Comment by nonameiguess

2 years ago

I have no idea if the author is aware, but it's worth noting why a Markov chain has the name and what the difference is from other probabilistic models. The Markov property states that the probability distribution of the next state in some system depends only upon the current state.

Obviously, language does not have this property and this has been known from the start, but Markov models are extremely computationally tractable, easy to implement, and easy to understand, while doing a good enough job. Introducing recursion and recurrent layers into multilayer neural architectures allowed explicit modeling of variable-length past context for the current state, which is a more accurate representation of how language works, but these were quite expensive to train. Transformer models introduced the attention mechanism to simulate recurrence without explicitly encoding it, reducing the training cost to make it tractable to train equivalently capable models with larger parameter sets on larger training sets, giving us the large language model.
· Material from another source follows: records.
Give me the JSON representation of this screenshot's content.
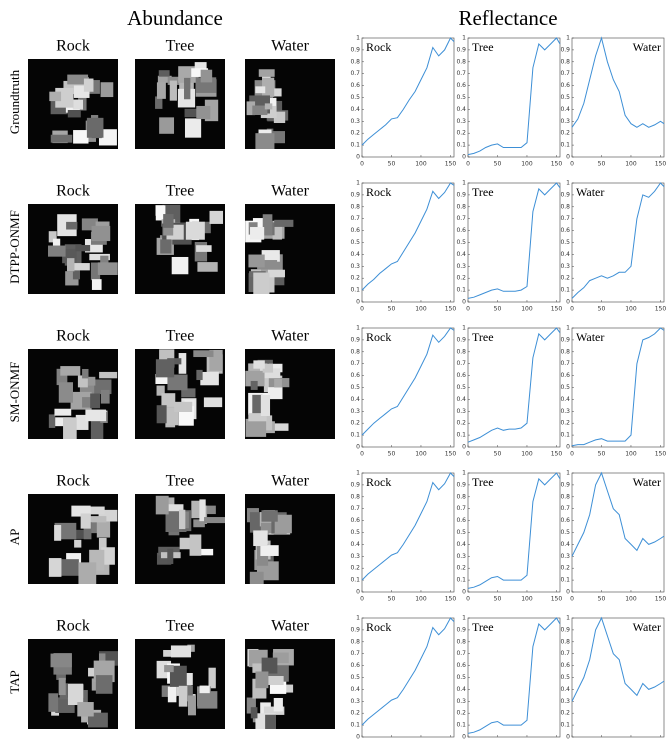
{
  "headers": {
    "abundance": "Abundance",
    "reflectance": "Reflectance"
  },
  "rows": [
    {
      "label": "Groundtruth",
      "abundance_titles": [
        "Rock",
        "Tree",
        "Water"
      ]
    },
    {
      "label": "DTPP-ONMF",
      "abundance_titles": [
        "Rock",
        "Tree",
        "Water"
      ]
    },
    {
      "label": "SM-ONMF",
      "abundance_titles": [
        "Rock",
        "Tree",
        "Water"
      ]
    },
    {
      "label": "AP",
      "abundance_titles": [
        "Rock",
        "Tree",
        "Water"
      ]
    },
    {
      "label": "TAP",
      "abundance_titles": [
        "Rock",
        "Tree",
        "Water"
      ]
    }
  ],
  "chart_data": [
    {
      "type": "line",
      "title": "Rock",
      "color": "#3d8fd6",
      "x": [
        0,
        10,
        20,
        30,
        40,
        50,
        60,
        70,
        80,
        90,
        100,
        110,
        120,
        130,
        140,
        150,
        156
      ],
      "values": [
        0.1,
        0.15,
        0.19,
        0.23,
        0.27,
        0.32,
        0.33,
        0.4,
        0.48,
        0.55,
        0.65,
        0.75,
        0.92,
        0.85,
        0.9,
        1,
        0.97
      ],
      "xlim": [
        0,
        156
      ],
      "ylim": [
        0,
        1
      ],
      "xticks": [
        0,
        50,
        100,
        150
      ],
      "yticks": [
        0,
        0.1,
        0.2,
        0.3,
        0.4,
        0.5,
        0.6,
        0.7,
        0.8,
        0.9,
        1
      ]
    },
    {
      "type": "line",
      "title": "Tree",
      "color": "#3d8fd6",
      "x": [
        0,
        10,
        20,
        30,
        40,
        50,
        60,
        70,
        80,
        90,
        100,
        110,
        120,
        130,
        140,
        150,
        156
      ],
      "values": [
        0.02,
        0.03,
        0.05,
        0.08,
        0.1,
        0.11,
        0.08,
        0.08,
        0.08,
        0.08,
        0.12,
        0.75,
        0.95,
        0.9,
        0.95,
        1,
        0.95
      ],
      "xlim": [
        0,
        156
      ],
      "ylim": [
        0,
        1
      ],
      "xticks": [
        0,
        50,
        100,
        150
      ],
      "yticks": [
        0,
        0.1,
        0.2,
        0.3,
        0.4,
        0.5,
        0.6,
        0.7,
        0.8,
        0.9,
        1
      ]
    },
    {
      "type": "line",
      "title": "Water",
      "color": "#3d8fd6",
      "x": [
        0,
        10,
        20,
        30,
        40,
        50,
        60,
        70,
        80,
        90,
        100,
        110,
        120,
        130,
        140,
        150,
        156
      ],
      "values": [
        0.25,
        0.32,
        0.45,
        0.65,
        0.85,
        1,
        0.8,
        0.65,
        0.55,
        0.35,
        0.28,
        0.25,
        0.28,
        0.25,
        0.27,
        0.3,
        0.28
      ],
      "xlim": [
        0,
        156
      ],
      "ylim": [
        0,
        1
      ],
      "xticks": [
        0,
        50,
        100,
        150
      ],
      "yticks": [
        0,
        0.1,
        0.2,
        0.3,
        0.4,
        0.5,
        0.6,
        0.7,
        0.8,
        0.9,
        1
      ]
    },
    {
      "type": "line",
      "title": "Rock",
      "color": "#3d8fd6",
      "x": [
        0,
        10,
        20,
        30,
        40,
        50,
        60,
        70,
        80,
        90,
        100,
        110,
        120,
        130,
        140,
        150,
        156
      ],
      "values": [
        0.1,
        0.15,
        0.19,
        0.24,
        0.28,
        0.32,
        0.34,
        0.42,
        0.5,
        0.58,
        0.68,
        0.78,
        0.93,
        0.87,
        0.92,
        1,
        0.98
      ],
      "xlim": [
        0,
        156
      ],
      "ylim": [
        0,
        1
      ],
      "xticks": [
        0,
        50,
        100,
        150
      ],
      "yticks": [
        0,
        0.1,
        0.2,
        0.3,
        0.4,
        0.5,
        0.6,
        0.7,
        0.8,
        0.9,
        1
      ]
    },
    {
      "type": "line",
      "title": "Tree",
      "color": "#3d8fd6",
      "x": [
        0,
        10,
        20,
        30,
        40,
        50,
        60,
        70,
        80,
        90,
        100,
        110,
        120,
        130,
        140,
        150,
        156
      ],
      "values": [
        0.03,
        0.04,
        0.06,
        0.08,
        0.1,
        0.11,
        0.09,
        0.09,
        0.09,
        0.1,
        0.13,
        0.76,
        0.95,
        0.9,
        0.95,
        1,
        0.96
      ],
      "xlim": [
        0,
        156
      ],
      "ylim": [
        0,
        1
      ],
      "xticks": [
        0,
        50,
        100,
        150
      ],
      "yticks": [
        0,
        0.1,
        0.2,
        0.3,
        0.4,
        0.5,
        0.6,
        0.7,
        0.8,
        0.9,
        1
      ]
    },
    {
      "type": "line",
      "title": "Water",
      "color": "#3d8fd6",
      "x": [
        0,
        10,
        20,
        30,
        40,
        50,
        60,
        70,
        80,
        90,
        100,
        110,
        120,
        130,
        140,
        150,
        156
      ],
      "values": [
        0.03,
        0.08,
        0.12,
        0.18,
        0.2,
        0.22,
        0.2,
        0.22,
        0.25,
        0.25,
        0.3,
        0.7,
        0.9,
        0.88,
        0.93,
        1,
        0.97
      ],
      "xlim": [
        0,
        156
      ],
      "ylim": [
        0,
        1
      ],
      "xticks": [
        0,
        50,
        100,
        150
      ],
      "yticks": [
        0,
        0.1,
        0.2,
        0.3,
        0.4,
        0.5,
        0.6,
        0.7,
        0.8,
        0.9,
        1
      ]
    },
    {
      "type": "line",
      "title": "Rock",
      "color": "#3d8fd6",
      "x": [
        0,
        10,
        20,
        30,
        40,
        50,
        60,
        70,
        80,
        90,
        100,
        110,
        120,
        130,
        140,
        150,
        156
      ],
      "values": [
        0.1,
        0.15,
        0.2,
        0.24,
        0.28,
        0.32,
        0.34,
        0.42,
        0.5,
        0.58,
        0.68,
        0.78,
        0.94,
        0.88,
        0.93,
        1,
        0.98
      ],
      "xlim": [
        0,
        156
      ],
      "ylim": [
        0,
        1
      ],
      "xticks": [
        0,
        50,
        100,
        150
      ],
      "yticks": [
        0,
        0.1,
        0.2,
        0.3,
        0.4,
        0.5,
        0.6,
        0.7,
        0.8,
        0.9,
        1
      ]
    },
    {
      "type": "line",
      "title": "Tree",
      "color": "#3d8fd6",
      "x": [
        0,
        10,
        20,
        30,
        40,
        50,
        60,
        70,
        80,
        90,
        100,
        110,
        120,
        130,
        140,
        150,
        156
      ],
      "values": [
        0.04,
        0.06,
        0.08,
        0.11,
        0.14,
        0.16,
        0.14,
        0.15,
        0.15,
        0.16,
        0.2,
        0.75,
        0.95,
        0.9,
        0.95,
        1,
        0.96
      ],
      "xlim": [
        0,
        156
      ],
      "ylim": [
        0,
        1
      ],
      "xticks": [
        0,
        50,
        100,
        150
      ],
      "yticks": [
        0,
        0.1,
        0.2,
        0.3,
        0.4,
        0.5,
        0.6,
        0.7,
        0.8,
        0.9,
        1
      ]
    },
    {
      "type": "line",
      "title": "Water",
      "color": "#3d8fd6",
      "x": [
        0,
        10,
        20,
        30,
        40,
        50,
        60,
        70,
        80,
        90,
        100,
        110,
        120,
        130,
        140,
        150,
        156
      ],
      "values": [
        0.01,
        0.02,
        0.02,
        0.04,
        0.06,
        0.07,
        0.05,
        0.05,
        0.05,
        0.05,
        0.1,
        0.7,
        0.9,
        0.92,
        0.95,
        1,
        0.98
      ],
      "xlim": [
        0,
        156
      ],
      "ylim": [
        0,
        1
      ],
      "xticks": [
        0,
        50,
        100,
        150
      ],
      "yticks": [
        0,
        0.1,
        0.2,
        0.3,
        0.4,
        0.5,
        0.6,
        0.7,
        0.8,
        0.9,
        1
      ]
    },
    {
      "type": "line",
      "title": "Rock",
      "color": "#3d8fd6",
      "x": [
        0,
        10,
        20,
        30,
        40,
        50,
        60,
        70,
        80,
        90,
        100,
        110,
        120,
        130,
        140,
        150,
        156
      ],
      "values": [
        0.1,
        0.15,
        0.19,
        0.23,
        0.27,
        0.31,
        0.33,
        0.4,
        0.48,
        0.56,
        0.66,
        0.76,
        0.92,
        0.86,
        0.91,
        1,
        0.97
      ],
      "xlim": [
        0,
        156
      ],
      "ylim": [
        0,
        1
      ],
      "xticks": [
        0,
        50,
        100,
        150
      ],
      "yticks": [
        0,
        0.1,
        0.2,
        0.3,
        0.4,
        0.5,
        0.6,
        0.7,
        0.8,
        0.9,
        1
      ]
    },
    {
      "type": "line",
      "title": "Tree",
      "color": "#3d8fd6",
      "x": [
        0,
        10,
        20,
        30,
        40,
        50,
        60,
        70,
        80,
        90,
        100,
        110,
        120,
        130,
        140,
        150,
        156
      ],
      "values": [
        0.03,
        0.04,
        0.06,
        0.09,
        0.12,
        0.13,
        0.1,
        0.1,
        0.1,
        0.1,
        0.14,
        0.76,
        0.95,
        0.9,
        0.95,
        1,
        0.95
      ],
      "xlim": [
        0,
        156
      ],
      "ylim": [
        0,
        1
      ],
      "xticks": [
        0,
        50,
        100,
        150
      ],
      "yticks": [
        0,
        0.1,
        0.2,
        0.3,
        0.4,
        0.5,
        0.6,
        0.7,
        0.8,
        0.9,
        1
      ]
    },
    {
      "type": "line",
      "title": "Water",
      "color": "#3d8fd6",
      "x": [
        0,
        10,
        20,
        30,
        40,
        50,
        60,
        70,
        80,
        90,
        100,
        110,
        120,
        130,
        140,
        150,
        156
      ],
      "values": [
        0.3,
        0.4,
        0.5,
        0.65,
        0.9,
        1,
        0.85,
        0.7,
        0.65,
        0.45,
        0.4,
        0.35,
        0.45,
        0.4,
        0.42,
        0.45,
        0.47
      ],
      "xlim": [
        0,
        156
      ],
      "ylim": [
        0,
        1
      ],
      "xticks": [
        0,
        50,
        100,
        150
      ],
      "yticks": [
        0,
        0.1,
        0.2,
        0.3,
        0.4,
        0.5,
        0.6,
        0.7,
        0.8,
        0.9,
        1
      ]
    },
    {
      "type": "line",
      "title": "Rock",
      "color": "#3d8fd6",
      "x": [
        0,
        10,
        20,
        30,
        40,
        50,
        60,
        70,
        80,
        90,
        100,
        110,
        120,
        130,
        140,
        150,
        156
      ],
      "values": [
        0.1,
        0.15,
        0.19,
        0.23,
        0.27,
        0.31,
        0.33,
        0.4,
        0.48,
        0.56,
        0.66,
        0.76,
        0.92,
        0.86,
        0.91,
        1,
        0.97
      ],
      "xlim": [
        0,
        156
      ],
      "ylim": [
        0,
        1
      ],
      "xticks": [
        0,
        50,
        100,
        150
      ],
      "yticks": [
        0,
        0.1,
        0.2,
        0.3,
        0.4,
        0.5,
        0.6,
        0.7,
        0.8,
        0.9,
        1
      ]
    },
    {
      "type": "line",
      "title": "Tree",
      "color": "#3d8fd6",
      "x": [
        0,
        10,
        20,
        30,
        40,
        50,
        60,
        70,
        80,
        90,
        100,
        110,
        120,
        130,
        140,
        150,
        156
      ],
      "values": [
        0.03,
        0.04,
        0.06,
        0.09,
        0.12,
        0.13,
        0.1,
        0.1,
        0.1,
        0.1,
        0.14,
        0.76,
        0.95,
        0.9,
        0.95,
        1,
        0.95
      ],
      "xlim": [
        0,
        156
      ],
      "ylim": [
        0,
        1
      ],
      "xticks": [
        0,
        50,
        100,
        150
      ],
      "yticks": [
        0,
        0.1,
        0.2,
        0.3,
        0.4,
        0.5,
        0.6,
        0.7,
        0.8,
        0.9,
        1
      ]
    },
    {
      "type": "line",
      "title": "Water",
      "color": "#3d8fd6",
      "x": [
        0,
        10,
        20,
        30,
        40,
        50,
        60,
        70,
        80,
        90,
        100,
        110,
        120,
        130,
        140,
        150,
        156
      ],
      "values": [
        0.3,
        0.4,
        0.5,
        0.65,
        0.9,
        1,
        0.85,
        0.7,
        0.65,
        0.45,
        0.4,
        0.35,
        0.45,
        0.4,
        0.42,
        0.45,
        0.47
      ],
      "xlim": [
        0,
        156
      ],
      "ylim": [
        0,
        1
      ],
      "xticks": [
        0,
        50,
        100,
        150
      ],
      "yticks": [
        0,
        0.1,
        0.2,
        0.3,
        0.4,
        0.5,
        0.6,
        0.7,
        0.8,
        0.9,
        1
      ]
    }
  ]
}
This ability to explicitly capture variable-length context lookback is what makes things like few-shot and one-shot learning possible. The probability distribution is effectively self-modifying at inference time. It's not quite like an animal brain. There is no true plasticity with the strict separation between training and inference, but it gets a lot closer than a Markov model.

You can see in a lot of the comments here about use cases people had for Markov models where they shine. If you're making a bot intended to model one specific topical forum on a single web site, context variance is reduced compared to trying to converse with and understand arbitrary people in arbitrary situations. You're able to capture the relevant context based on how you select your training data. In contrast, current LLMs allow you to train on all text you can find anywhere and the model will perform well in any context.

I've seen Markov models mentioned a lot in these context, and my generous take has always been that something like stacked Markov models is meant. At each abstraction layer, the state is conditioned only by the previous abstract concept. At the lowest level the states would be the sequence of tokens; higher up it's concepts like turn of events in a plot. I don't think this often proposed idea of hierarchy is sufficient to describe LLMs or human cognition, but it strikes at some essence about parsimony, efficient representation, and local computation.